Robinson T G, James M, Youde J, Panerai R, Potter J
University Division of Medicine for the Elderly, Glenfield Hospital, Leicester Royal Infirmary, UK.
Stroke. 1997 Sep;28(9):1671-6. doi: 10.1161/01.str.28.9.1671.
The blood pressure (BP) fall and increased BP variability after acute stroke have been previously described. The underlying pathophysiological mechanisms producing these findings are unclear but may include abnormalities of cardiac baroreceptor reflex arc and/or changes in sympathetic nervous system activity. To date, evidence of impaired cardiac baroreceptor sensitivity (BRS) after stroke is limited to patients with chronic disease as determined by invasive methodology. Therefore, it was proposed to assess cardiac BRS and sympathovagal balance with the use of novel noninvasive techniques after acute stroke.
Thirty-seven acute stroke patients underwent simultaneous surface electrocardiographic and noninvasive beat-to-beat BP recording. Cardiac BRS was assessed by power spectral analysis techniques, and sympathovagal balance was determined from the ratio of the low- to high-frequency powers for pulse interval variability. The responses were compared with a control group matched for age, sex, and BP.
Median cardiac BRS was significantly lower in stroke patients than in control subjects (high-frequency alpha-index, 4.89 versus 6.50 ms/mm Hg; P = .007; combined alpha-index, 4.65 versus 5.46 ms/mm Hg; P = .02).
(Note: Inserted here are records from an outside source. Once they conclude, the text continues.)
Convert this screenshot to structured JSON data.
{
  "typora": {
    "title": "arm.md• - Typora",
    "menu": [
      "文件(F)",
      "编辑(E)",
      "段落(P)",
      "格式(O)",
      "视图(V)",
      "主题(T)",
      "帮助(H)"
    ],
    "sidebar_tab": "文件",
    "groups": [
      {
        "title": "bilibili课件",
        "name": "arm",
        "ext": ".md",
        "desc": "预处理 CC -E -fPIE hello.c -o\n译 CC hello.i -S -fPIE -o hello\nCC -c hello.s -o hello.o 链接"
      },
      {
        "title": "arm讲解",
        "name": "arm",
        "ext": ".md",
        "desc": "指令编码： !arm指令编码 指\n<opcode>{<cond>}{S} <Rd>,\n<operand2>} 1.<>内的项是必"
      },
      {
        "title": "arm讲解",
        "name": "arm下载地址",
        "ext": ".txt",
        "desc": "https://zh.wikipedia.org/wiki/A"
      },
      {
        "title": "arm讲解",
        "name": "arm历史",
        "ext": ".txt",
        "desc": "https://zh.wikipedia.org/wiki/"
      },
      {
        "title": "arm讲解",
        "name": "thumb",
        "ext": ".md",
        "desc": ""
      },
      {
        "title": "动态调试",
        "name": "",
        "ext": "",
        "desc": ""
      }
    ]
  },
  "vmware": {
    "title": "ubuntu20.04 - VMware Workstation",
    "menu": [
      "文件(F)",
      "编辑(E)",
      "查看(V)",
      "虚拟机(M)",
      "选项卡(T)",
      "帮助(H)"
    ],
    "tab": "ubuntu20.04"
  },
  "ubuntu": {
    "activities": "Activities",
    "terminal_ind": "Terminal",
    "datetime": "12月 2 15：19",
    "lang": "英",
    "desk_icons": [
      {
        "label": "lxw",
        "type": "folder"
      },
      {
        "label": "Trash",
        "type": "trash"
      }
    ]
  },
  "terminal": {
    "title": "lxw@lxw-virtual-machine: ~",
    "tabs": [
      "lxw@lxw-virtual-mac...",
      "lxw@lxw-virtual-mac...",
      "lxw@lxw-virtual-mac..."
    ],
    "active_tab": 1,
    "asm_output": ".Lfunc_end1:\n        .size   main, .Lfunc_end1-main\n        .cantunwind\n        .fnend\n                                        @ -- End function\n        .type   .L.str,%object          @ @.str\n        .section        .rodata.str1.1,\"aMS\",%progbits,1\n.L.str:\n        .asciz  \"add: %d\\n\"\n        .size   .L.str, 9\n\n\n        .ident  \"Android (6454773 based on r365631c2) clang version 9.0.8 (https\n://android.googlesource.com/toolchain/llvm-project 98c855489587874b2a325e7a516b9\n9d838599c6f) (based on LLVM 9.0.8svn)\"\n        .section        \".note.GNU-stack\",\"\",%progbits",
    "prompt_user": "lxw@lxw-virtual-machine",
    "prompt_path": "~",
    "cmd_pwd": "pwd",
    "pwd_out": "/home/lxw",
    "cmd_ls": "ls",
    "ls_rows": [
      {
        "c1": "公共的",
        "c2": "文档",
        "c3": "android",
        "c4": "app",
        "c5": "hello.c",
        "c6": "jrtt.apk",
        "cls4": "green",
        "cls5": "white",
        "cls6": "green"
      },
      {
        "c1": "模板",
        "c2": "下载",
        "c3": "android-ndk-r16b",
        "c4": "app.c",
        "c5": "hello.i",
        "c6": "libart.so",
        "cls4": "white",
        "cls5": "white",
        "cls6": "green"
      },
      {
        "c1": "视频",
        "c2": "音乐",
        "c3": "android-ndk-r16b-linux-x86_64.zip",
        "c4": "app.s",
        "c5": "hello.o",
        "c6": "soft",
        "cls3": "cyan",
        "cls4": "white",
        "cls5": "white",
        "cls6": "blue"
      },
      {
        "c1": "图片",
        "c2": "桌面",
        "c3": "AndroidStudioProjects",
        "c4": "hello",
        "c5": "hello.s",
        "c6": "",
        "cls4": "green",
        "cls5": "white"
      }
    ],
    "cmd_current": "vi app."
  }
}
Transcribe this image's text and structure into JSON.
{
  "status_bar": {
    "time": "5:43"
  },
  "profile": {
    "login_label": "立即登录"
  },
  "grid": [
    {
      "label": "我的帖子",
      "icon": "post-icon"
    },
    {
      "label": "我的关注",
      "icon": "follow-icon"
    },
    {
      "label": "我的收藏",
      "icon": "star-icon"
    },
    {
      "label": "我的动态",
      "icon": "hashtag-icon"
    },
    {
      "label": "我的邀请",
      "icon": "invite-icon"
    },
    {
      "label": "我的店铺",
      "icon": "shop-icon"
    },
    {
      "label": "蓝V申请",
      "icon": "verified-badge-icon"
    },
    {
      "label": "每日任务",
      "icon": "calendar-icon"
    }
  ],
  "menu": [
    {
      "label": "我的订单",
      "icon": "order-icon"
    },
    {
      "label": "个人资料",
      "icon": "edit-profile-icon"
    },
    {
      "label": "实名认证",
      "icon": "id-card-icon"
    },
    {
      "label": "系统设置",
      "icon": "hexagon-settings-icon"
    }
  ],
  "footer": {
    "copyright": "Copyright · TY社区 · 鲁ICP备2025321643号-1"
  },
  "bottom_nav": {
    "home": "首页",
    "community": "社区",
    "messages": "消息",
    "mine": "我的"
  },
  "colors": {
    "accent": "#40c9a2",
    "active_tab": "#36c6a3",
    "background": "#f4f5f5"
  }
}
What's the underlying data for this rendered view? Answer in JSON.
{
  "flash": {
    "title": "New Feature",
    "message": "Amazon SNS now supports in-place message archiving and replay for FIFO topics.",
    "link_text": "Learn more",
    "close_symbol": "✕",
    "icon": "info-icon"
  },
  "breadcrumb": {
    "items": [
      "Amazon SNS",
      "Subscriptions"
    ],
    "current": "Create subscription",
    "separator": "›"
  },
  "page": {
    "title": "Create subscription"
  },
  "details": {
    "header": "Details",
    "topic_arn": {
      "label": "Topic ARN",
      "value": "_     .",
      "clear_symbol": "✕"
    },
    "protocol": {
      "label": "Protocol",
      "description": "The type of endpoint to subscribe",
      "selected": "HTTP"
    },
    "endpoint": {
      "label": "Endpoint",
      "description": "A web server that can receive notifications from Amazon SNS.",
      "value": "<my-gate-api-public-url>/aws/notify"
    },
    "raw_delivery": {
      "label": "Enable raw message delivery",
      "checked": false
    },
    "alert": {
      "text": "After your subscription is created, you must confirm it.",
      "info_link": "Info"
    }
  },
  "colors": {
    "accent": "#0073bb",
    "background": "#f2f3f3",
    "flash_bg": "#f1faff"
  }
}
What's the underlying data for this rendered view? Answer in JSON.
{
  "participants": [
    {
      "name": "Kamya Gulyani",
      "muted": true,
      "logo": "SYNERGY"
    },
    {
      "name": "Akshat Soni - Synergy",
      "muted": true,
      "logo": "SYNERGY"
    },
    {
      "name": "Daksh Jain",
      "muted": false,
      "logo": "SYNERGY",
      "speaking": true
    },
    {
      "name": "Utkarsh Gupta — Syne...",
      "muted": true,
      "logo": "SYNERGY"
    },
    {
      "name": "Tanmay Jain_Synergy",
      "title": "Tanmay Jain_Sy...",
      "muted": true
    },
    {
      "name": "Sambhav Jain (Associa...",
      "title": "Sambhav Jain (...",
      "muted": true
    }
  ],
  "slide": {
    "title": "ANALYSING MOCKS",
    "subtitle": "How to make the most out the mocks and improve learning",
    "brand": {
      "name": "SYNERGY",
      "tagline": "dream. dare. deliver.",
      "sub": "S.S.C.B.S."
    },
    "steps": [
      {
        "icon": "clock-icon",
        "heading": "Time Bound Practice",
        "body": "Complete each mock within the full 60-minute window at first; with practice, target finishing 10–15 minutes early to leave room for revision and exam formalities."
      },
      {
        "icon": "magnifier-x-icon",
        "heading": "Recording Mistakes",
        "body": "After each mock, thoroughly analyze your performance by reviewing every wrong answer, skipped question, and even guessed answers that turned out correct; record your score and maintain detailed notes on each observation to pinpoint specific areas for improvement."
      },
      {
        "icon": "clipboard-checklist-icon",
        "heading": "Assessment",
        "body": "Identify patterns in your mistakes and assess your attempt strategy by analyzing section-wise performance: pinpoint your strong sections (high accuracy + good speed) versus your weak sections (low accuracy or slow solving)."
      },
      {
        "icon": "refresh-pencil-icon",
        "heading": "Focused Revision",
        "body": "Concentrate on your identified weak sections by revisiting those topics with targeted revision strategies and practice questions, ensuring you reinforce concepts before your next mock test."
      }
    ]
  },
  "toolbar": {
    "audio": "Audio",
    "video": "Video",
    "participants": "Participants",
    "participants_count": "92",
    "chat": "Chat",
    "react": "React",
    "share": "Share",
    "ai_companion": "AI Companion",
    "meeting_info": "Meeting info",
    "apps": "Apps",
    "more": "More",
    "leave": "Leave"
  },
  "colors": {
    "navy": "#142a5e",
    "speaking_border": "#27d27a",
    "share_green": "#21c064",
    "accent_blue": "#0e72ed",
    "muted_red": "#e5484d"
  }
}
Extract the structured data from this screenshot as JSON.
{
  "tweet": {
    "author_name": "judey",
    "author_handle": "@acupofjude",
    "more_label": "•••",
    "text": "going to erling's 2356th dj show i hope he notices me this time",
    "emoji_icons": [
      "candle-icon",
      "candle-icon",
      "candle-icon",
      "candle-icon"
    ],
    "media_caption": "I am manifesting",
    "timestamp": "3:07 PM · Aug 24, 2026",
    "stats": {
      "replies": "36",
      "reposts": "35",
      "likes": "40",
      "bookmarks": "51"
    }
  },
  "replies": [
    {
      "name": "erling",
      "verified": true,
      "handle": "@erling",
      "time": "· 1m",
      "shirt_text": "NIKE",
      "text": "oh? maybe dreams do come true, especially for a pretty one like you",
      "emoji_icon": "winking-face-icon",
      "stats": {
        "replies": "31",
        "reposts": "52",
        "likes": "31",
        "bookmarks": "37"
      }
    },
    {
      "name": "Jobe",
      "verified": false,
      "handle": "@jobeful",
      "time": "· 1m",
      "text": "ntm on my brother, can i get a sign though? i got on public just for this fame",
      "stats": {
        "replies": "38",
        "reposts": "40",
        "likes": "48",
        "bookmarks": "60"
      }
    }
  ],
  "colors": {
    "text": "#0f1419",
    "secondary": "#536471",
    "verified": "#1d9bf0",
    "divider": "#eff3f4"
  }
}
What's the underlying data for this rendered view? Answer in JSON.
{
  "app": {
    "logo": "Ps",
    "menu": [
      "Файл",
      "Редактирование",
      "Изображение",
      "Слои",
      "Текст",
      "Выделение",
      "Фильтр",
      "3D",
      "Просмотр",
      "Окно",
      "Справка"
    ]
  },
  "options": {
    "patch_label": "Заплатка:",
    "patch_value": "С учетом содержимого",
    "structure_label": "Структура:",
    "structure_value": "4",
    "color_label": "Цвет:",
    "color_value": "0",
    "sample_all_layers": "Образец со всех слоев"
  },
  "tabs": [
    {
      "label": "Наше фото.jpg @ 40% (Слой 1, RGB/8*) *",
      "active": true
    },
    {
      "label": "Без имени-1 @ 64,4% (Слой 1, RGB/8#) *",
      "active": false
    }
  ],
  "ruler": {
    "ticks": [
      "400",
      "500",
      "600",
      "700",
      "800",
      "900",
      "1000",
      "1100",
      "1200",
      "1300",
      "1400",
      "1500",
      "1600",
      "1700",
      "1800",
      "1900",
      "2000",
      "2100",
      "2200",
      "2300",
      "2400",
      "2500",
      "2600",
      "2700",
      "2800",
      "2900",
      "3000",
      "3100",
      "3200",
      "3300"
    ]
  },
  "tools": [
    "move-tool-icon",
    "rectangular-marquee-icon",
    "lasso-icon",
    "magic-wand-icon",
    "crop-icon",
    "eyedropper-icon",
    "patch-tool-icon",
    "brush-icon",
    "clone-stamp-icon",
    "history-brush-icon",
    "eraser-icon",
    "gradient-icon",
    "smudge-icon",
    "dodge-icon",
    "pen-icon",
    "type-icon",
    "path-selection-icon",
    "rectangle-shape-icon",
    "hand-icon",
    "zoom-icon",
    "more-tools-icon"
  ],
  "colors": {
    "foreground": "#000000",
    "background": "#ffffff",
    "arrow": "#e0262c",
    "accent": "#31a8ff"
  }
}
Median normalized high- but not low-frequency power of systolic BP variability was significantly greater in stroke patients (11.0 versus 6.7 normalized units; P < .001), probably reflecting differences in the mechanical effects of respiration on BP in stroke patients. No significant differences were observed in the power spectrum of pulse interval variability between stroke patients and control subjects. Patients with tight hemisphere strokes, however, had a significant reduction in median high-frequency pulse interval power compared with patients with left hemisphere strokes (8 versus 20 normalized units; P = .03), which may reflect a change in sympathovagal balance in favor of increased sympathetic tone in this group.
The impairment of cardiac BRS may be important in explaining the increased BP variability after stroke. There was no significant difference in surrogate measures of sympathovagal activity between acute stroke patients and control subjects, but right hemisphere stroke patients had a significant alteration in the sympathovagal balance of pulse interval variability compared with left hemisphere stroke patients. This sympathetic predominance in right hemisphere strokes may be important in the development of cardiac arrhythmias after stroke. The prognostic implications of these findings need to be further explored.
急性卒中后血压(BP)下降及血压变异性增加此前已有描述。产生这些结果的潜在病理生理机制尚不清楚,但可能包括心脏压力感受器反射弧异常和/或交感神经系统活动变化。迄今为止,卒中后心脏压力感受器敏感性(BRS)受损的证据仅限于采用侵入性方法确定的慢性病患者。因此,有人提议在急性卒中后使用新型非侵入性技术评估心脏BRS和交感迷走神经平衡。
37例急性卒中患者同时进行表面心电图和无创逐搏血压记录。通过功率谱分析技术评估心脏BRS,并根据脉搏间期变异性的低频与高频功率之比确定交感迷走神经平衡。将这些反应与年龄、性别和血压匹配的对照组进行比较。
卒中患者的心脏BRS中位数显著低于对照组(高频α指数,4.89对6.50 ms/mm Hg;P = 0.007;综合α指数,4.65对5.46 ms/mm Hg;P = 0.02)。卒中患者收缩压变异性的归一化高频功率中位数显著高于低频功率中位数(11.0对6.7归一化单位;P < 0.001),这可能反映了卒中患者呼吸对血压的机械作用差异。卒中患者与对照组之间在脉搏间期变异性的功率谱上未观察到显著差异。然而,与左侧半球卒中患者相比,右侧半球卒中患者的高频脉搏间期功率中位数显著降低(8对20归一化单位;P = 0.03),这可能反映了该组交感迷走神经平衡的变化,有利于交感神经张力增加。
心脏BRS受损可能在解释卒中后血压变异性增加方面具有重要意义。急性卒中患者与对照组之间在交感迷走神经活动的替代指标上无显著差异,但与左侧半球卒中患者相比,右侧半球卒中患者在脉搏间期变异性的交感迷走神经平衡方面有显著改变。右侧半球卒中的这种交感神经优势可能在卒中后心律失常的发生中起重要作用。这些发现的预后意义需要进一步探讨。